The Oklahoma figures also underscore a huge change at Saratoga Race Course’s main racing surfaces where there was only one catastrophic injury during this year’s 40-day meet, compared to nine during racing in 2023.
The dirt surfaces for Saratoga’s main track and the Oklahoma dirt training track are the same mixture, which will also be used for the main track at the rebuilt Belmont Park. It will consist of a limestone base with a clay pad below the dirt mixture of sand, silt, and clay.
“The trainers that have been on Oklahoma see how well it reacts to the weather during the prime racing season of April to December,” Kozak said. “It gives us the ability at Belmont Park to have the best surface in terms of the sub-base, the base and the cushion on top.”
While surfaces play a key role in equine safety, Offerman noted it also requires the commitment and support of the entire racing community.

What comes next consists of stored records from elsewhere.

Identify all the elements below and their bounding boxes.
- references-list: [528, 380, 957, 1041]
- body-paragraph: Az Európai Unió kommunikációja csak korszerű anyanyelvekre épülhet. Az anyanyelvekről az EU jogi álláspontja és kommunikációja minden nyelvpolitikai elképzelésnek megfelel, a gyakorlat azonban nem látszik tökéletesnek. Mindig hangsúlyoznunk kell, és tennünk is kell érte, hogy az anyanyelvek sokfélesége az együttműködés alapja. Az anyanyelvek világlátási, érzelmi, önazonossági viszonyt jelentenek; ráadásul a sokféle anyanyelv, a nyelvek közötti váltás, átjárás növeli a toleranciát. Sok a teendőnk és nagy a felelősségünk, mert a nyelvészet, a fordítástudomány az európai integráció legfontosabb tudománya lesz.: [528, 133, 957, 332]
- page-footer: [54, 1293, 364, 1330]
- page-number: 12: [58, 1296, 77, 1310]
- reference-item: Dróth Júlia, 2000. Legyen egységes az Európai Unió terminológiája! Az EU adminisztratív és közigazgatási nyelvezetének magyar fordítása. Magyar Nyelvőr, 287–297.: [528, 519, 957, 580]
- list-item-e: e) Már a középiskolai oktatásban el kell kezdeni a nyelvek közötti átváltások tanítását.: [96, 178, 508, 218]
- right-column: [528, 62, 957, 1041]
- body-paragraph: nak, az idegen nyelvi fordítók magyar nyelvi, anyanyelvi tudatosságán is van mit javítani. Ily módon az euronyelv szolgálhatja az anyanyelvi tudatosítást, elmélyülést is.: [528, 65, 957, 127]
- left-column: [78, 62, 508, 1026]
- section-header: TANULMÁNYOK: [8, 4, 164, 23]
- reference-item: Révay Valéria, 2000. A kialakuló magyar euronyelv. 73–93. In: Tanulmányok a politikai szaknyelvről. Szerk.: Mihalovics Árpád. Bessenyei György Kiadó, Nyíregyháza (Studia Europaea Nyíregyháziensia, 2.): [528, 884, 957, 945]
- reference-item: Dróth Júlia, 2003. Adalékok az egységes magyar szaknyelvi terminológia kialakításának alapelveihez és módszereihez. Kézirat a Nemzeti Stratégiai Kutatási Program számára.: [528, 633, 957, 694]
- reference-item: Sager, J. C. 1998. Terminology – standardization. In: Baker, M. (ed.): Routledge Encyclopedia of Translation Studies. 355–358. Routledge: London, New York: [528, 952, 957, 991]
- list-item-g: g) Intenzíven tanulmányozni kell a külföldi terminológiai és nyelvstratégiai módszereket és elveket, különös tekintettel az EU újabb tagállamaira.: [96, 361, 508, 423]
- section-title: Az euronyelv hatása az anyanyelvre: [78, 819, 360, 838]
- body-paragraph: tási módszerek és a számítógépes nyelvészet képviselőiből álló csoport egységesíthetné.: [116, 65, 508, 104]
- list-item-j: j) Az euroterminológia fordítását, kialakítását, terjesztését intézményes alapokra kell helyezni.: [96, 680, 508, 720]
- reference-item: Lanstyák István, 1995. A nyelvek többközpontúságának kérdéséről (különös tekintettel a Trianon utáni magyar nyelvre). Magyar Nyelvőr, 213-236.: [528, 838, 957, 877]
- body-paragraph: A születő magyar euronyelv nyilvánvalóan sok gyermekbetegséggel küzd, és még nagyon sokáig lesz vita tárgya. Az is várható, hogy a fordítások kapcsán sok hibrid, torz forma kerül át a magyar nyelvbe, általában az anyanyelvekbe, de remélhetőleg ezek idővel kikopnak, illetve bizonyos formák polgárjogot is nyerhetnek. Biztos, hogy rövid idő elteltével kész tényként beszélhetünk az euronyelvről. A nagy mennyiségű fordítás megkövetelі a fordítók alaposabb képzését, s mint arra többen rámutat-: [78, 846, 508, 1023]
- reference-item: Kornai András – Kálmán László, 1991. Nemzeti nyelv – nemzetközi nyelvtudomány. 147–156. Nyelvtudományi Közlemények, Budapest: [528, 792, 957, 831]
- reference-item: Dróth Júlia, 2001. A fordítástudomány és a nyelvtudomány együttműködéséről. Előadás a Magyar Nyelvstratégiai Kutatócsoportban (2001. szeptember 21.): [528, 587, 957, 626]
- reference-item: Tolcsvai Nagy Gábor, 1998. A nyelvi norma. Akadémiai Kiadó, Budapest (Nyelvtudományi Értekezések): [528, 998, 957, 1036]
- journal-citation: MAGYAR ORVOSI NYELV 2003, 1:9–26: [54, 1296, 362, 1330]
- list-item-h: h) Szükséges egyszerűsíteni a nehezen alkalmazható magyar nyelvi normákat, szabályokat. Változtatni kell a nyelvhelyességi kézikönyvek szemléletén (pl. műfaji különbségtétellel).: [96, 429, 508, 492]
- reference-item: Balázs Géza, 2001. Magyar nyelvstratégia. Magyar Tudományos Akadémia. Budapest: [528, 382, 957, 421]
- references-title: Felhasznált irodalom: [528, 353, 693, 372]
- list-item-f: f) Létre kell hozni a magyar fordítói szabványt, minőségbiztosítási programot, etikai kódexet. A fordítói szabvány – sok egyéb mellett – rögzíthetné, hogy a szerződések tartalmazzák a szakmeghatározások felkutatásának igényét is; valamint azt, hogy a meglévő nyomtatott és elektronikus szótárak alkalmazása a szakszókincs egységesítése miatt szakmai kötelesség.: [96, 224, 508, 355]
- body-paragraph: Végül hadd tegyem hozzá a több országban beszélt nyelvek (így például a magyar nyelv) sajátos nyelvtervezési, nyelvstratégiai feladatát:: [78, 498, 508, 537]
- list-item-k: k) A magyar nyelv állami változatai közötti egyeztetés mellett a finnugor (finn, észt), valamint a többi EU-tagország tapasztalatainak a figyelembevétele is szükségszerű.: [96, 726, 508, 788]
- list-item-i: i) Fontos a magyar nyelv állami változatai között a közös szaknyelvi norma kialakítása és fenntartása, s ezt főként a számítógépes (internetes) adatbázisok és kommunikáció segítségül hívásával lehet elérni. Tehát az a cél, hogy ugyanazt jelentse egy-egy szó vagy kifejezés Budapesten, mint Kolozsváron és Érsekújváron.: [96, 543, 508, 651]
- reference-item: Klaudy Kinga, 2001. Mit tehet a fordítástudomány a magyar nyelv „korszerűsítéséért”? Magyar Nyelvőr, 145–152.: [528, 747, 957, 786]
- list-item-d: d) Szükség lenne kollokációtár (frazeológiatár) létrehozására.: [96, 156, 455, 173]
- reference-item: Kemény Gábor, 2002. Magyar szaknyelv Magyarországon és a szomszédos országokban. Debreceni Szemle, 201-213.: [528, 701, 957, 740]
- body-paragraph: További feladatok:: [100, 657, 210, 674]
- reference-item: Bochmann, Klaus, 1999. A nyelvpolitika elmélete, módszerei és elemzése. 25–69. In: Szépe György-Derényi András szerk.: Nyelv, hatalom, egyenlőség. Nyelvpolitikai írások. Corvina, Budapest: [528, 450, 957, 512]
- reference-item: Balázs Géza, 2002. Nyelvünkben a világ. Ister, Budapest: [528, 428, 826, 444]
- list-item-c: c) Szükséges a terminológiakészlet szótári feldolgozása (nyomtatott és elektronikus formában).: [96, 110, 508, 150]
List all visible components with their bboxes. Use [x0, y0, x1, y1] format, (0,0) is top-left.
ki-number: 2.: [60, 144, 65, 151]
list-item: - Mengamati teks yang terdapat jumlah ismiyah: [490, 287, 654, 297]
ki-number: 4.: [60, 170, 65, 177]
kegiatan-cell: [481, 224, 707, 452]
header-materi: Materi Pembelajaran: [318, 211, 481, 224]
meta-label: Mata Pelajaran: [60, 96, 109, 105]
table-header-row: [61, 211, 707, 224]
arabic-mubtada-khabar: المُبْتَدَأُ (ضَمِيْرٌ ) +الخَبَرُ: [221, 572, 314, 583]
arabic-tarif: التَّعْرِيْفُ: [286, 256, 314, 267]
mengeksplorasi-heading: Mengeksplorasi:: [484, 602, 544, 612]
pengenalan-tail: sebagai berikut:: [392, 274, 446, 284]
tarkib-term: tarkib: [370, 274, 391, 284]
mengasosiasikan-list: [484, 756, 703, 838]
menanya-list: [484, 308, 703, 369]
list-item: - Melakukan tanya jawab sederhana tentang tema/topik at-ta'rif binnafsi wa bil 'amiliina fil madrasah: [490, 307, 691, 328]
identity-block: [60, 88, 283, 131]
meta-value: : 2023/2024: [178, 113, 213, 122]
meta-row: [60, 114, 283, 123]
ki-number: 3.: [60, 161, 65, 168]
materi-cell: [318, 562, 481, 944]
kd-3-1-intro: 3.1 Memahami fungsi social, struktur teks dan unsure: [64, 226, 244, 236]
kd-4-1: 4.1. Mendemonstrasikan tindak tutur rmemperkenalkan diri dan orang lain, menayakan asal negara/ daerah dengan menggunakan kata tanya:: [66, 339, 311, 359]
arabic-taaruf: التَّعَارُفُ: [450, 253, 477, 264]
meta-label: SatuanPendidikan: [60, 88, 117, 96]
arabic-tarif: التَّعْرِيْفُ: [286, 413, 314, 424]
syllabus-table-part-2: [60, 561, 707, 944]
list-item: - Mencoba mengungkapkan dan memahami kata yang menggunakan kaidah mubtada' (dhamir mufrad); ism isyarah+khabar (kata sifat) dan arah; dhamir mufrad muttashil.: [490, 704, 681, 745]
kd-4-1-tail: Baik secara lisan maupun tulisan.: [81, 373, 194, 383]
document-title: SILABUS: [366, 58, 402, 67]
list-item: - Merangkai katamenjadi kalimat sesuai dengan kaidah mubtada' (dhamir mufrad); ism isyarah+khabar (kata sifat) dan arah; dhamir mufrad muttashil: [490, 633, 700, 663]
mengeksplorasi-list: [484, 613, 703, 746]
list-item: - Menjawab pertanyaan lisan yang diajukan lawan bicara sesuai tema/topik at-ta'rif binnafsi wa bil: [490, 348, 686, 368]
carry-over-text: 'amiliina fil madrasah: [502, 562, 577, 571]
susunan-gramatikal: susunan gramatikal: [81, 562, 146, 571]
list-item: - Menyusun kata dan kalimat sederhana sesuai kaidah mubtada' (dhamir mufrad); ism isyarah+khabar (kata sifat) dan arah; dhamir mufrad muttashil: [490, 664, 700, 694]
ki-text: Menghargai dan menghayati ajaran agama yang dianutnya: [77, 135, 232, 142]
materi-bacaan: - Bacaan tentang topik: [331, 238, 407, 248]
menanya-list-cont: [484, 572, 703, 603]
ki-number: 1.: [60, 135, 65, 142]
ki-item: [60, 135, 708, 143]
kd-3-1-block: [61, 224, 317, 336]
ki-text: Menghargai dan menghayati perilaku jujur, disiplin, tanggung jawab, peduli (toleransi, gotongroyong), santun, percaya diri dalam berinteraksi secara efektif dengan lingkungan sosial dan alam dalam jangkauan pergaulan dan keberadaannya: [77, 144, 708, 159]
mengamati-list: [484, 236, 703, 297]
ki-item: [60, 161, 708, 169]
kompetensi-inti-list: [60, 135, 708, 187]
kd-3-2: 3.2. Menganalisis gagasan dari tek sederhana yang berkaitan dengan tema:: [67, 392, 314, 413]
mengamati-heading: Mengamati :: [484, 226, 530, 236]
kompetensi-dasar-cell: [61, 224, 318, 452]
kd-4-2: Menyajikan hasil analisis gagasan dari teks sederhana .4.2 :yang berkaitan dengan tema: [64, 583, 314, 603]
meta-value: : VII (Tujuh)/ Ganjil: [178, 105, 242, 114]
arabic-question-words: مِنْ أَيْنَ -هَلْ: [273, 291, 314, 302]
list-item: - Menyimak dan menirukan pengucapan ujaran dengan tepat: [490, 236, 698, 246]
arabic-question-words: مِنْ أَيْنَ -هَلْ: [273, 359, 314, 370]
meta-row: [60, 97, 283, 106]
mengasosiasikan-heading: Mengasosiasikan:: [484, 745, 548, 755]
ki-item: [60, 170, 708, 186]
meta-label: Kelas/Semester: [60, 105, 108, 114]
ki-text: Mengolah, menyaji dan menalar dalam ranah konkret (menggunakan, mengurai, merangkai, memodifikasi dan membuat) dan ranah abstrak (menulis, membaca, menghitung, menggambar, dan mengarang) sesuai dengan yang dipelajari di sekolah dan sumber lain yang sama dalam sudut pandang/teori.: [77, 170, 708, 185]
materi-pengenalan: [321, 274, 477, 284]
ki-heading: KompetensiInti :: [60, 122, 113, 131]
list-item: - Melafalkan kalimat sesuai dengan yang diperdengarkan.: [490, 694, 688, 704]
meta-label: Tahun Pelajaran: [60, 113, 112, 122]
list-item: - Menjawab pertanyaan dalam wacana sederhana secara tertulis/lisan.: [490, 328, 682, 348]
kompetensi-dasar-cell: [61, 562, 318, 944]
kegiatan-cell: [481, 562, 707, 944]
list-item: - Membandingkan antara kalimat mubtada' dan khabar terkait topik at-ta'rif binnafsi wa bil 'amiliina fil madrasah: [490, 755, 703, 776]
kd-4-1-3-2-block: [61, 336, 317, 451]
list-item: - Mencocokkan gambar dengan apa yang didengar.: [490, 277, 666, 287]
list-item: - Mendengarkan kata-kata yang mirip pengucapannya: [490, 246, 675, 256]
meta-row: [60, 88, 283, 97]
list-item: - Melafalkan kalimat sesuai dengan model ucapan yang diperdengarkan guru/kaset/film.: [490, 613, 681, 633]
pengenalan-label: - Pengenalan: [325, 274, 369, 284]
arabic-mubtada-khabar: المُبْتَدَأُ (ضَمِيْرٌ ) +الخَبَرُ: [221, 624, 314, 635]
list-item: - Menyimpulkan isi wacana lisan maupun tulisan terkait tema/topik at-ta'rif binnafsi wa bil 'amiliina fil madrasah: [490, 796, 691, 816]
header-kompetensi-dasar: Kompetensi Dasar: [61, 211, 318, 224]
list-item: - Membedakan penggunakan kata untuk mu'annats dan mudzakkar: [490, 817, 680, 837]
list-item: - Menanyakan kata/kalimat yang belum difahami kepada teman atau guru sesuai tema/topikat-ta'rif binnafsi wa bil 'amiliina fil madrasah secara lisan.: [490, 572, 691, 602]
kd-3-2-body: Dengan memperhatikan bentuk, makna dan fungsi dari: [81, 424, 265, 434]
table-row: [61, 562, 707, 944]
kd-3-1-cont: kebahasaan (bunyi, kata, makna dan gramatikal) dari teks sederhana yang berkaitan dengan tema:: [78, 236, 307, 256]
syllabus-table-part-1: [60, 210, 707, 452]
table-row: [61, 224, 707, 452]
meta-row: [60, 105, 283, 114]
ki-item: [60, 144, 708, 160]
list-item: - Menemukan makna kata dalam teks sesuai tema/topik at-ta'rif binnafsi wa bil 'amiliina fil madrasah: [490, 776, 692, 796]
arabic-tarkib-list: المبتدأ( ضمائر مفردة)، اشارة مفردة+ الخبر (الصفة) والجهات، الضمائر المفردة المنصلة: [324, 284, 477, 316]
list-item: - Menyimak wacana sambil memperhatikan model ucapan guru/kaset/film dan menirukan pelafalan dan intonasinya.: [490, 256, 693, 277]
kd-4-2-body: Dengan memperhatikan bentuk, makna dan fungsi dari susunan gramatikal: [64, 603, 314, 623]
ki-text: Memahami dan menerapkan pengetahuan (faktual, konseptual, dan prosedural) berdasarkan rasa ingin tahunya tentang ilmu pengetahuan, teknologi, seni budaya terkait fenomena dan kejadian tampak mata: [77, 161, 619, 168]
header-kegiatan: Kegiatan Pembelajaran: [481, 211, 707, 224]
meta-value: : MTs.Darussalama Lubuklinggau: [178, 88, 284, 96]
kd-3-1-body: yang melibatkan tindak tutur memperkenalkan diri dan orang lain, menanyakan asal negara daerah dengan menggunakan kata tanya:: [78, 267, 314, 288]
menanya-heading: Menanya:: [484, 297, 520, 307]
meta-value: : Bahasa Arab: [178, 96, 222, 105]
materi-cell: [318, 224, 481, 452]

“Equine safety is a multifaceted effort that also involves the participants, the veterinary care the horses receive from private practices, and from a regulatory perspective,” Offerman said. “It even involves the racing office and other parties that are watching the horse population on a regular basis to make sure everyone is looking out for the best interests of the horses.”
Offerman pointed to NYRA’s longer, six-day entry schedule another way to promote equine safety in addition to the track surface.
“The change (to a six-day entry schedule) was at the request of the regulatory vets so they would have extra time to go through prescreening and risk factors,” he said. “Doing things collectively to make the sport safer and protect the horses is what we are trying to do. There’s pride in seeing these numbers and knowing that everyone is looking at things differently than in the past and understanding the importance of working together.”